Great thought provoking video as usual Pete.
Thanks James
@@Ontologistics cheers from New England to old England
Beautiful
"For our idea of causation is not derived from without, but from within, and what we call the evidence of physical causation is really only certain wholly mental modifications following one another in definite sequence. Hence, we can have no evidence of causation proceeding from Object to Subject. The mind, therefore, cannot prove its own causation from matter or motion, because all evidence of that must itself be mental evidence and nothing but mental, and hence it is as impossible for the mind thus to prove its own causation as it is for water to rise above its source.”
- William Hanna Thomson, _Materialism and Modern Physiology of the Nervous System,_ 3-4
that argument is as old as descartes' and even more then that
Peter, a fellow Swede/US mystic, U.S. Anderson, who wrote the book "The Secret of Secrets" comes ever so close to solving the Rubix Cube quandary of life. Standing on the shoulders of the giants of transcendentalism, the savants Swedenborg and Emerson all adapted by Anderson to the latest findings of neurologists and even the day's paranormalists. Anderson's philosophy fits the requirements of Occam's Razor all the while infused with the sublime Ralph Waldo Emerson's observation that "..the higher the truth the simpler the answer."
US Anderson, 11th Meditation, Secret of Secrets, 1958
"Behind the world of the senses are higher planes of consciousness where the true causes of things exist...I know that the truth of objects is not completely revealed by my senses, that there is hidden significance in all things. I know that in actuality there are no inanimate objects, that each thing consists of arrested consciousness. I know this consciousness proceeds out of the Emersonian "immense intelligence" that we all sit in the lap of, out of the mind and being of this immense intelligence, God. In its pure form, it is idea only, awareness only, similar, even identical to my own. Therefore, I affirm my oneness with all things. In all, I perceive the indwelling Presence..."
Once you read US Anderson and the Ralph Waldo Emerson infused "mysticism" along now with the process philosophy of Whitehead, you gain a profound appreciation for the poetic lines of TS. Eliot.
"...“We shall not cease from exploration
And the end of all our exploring
Will be to arrive where we started
And know the place for the first time.”
― T. S. Eliot, Four Quartets
Very good style 🤪👑😘
Please narrate “on the tarantulas” from thus spoke Zarathustra
Jordan b peterson narrated it already but i feel you would narrate it better
Is there somewhere this can be read in text form? Brilliant, brilliant summary of this problem and Whitehead’s solution to it. Thank you so much
Thanks. I'm afraid not.
Why does the Mind need to "cause" anything? If it not sufficient for minds to be normative and evaluative in their effects, not "causal"? Epiphenomenalism doesn't apply because the it requires unexplained psychophysical parralelism.
Whitehead as a cryptic dual-aspect monist?!

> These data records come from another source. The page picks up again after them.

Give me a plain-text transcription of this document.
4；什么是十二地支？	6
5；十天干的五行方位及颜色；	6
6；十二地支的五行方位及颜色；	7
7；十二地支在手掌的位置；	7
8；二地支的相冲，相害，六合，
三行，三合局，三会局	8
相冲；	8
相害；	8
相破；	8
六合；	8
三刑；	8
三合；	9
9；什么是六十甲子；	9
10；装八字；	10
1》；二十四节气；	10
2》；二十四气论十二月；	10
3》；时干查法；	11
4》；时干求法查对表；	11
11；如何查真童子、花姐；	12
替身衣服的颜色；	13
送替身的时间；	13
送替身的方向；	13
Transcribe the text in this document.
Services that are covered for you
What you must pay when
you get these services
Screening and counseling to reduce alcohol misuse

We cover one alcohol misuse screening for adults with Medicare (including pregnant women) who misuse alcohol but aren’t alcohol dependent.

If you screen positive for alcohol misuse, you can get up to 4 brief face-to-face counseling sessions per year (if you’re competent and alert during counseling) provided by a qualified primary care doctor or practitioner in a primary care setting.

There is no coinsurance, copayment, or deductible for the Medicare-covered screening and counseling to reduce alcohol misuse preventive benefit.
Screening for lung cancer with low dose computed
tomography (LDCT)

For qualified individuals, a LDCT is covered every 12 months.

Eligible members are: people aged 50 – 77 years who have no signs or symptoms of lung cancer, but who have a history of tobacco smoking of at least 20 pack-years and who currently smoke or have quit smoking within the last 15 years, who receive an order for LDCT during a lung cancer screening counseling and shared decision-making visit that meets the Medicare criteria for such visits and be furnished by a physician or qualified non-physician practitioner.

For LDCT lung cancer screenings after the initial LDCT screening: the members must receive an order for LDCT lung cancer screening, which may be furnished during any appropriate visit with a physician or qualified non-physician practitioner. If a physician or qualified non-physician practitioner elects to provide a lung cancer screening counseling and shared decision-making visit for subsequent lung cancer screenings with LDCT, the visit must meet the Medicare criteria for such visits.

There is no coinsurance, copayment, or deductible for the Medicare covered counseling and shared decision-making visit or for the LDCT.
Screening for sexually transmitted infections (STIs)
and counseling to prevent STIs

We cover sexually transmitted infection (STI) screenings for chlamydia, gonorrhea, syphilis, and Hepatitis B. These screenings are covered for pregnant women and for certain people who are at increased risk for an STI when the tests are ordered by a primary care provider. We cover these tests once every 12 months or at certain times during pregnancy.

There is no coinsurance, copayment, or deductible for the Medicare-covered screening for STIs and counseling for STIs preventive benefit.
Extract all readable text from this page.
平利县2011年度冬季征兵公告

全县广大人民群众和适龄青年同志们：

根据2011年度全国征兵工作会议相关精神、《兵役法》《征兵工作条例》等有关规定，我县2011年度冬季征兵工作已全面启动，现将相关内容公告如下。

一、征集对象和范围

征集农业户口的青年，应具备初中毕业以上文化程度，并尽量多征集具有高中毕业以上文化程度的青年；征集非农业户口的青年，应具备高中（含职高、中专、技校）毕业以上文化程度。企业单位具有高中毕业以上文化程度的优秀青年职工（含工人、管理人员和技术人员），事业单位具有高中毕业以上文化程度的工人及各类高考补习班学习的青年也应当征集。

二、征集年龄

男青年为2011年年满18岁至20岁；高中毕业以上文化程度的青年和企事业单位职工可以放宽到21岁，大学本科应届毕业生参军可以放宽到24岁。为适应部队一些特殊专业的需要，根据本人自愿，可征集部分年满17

Rather obvious Whiteheadianism, but well presented in an organized (& comfortably rapid) monologue. Should not the erratic C. S. Peirce be credited with the foreunner of most of these ideas (maybe Bergson too)?
I don't see how process philosophy solves the problem of qualia. It seems to me you're just kind of avoiding the fact that even if there wouldn't be any mental causation, phenomenal experience, the fact that we see colors even though colors aren't supposed to exist, still doesn't get solved.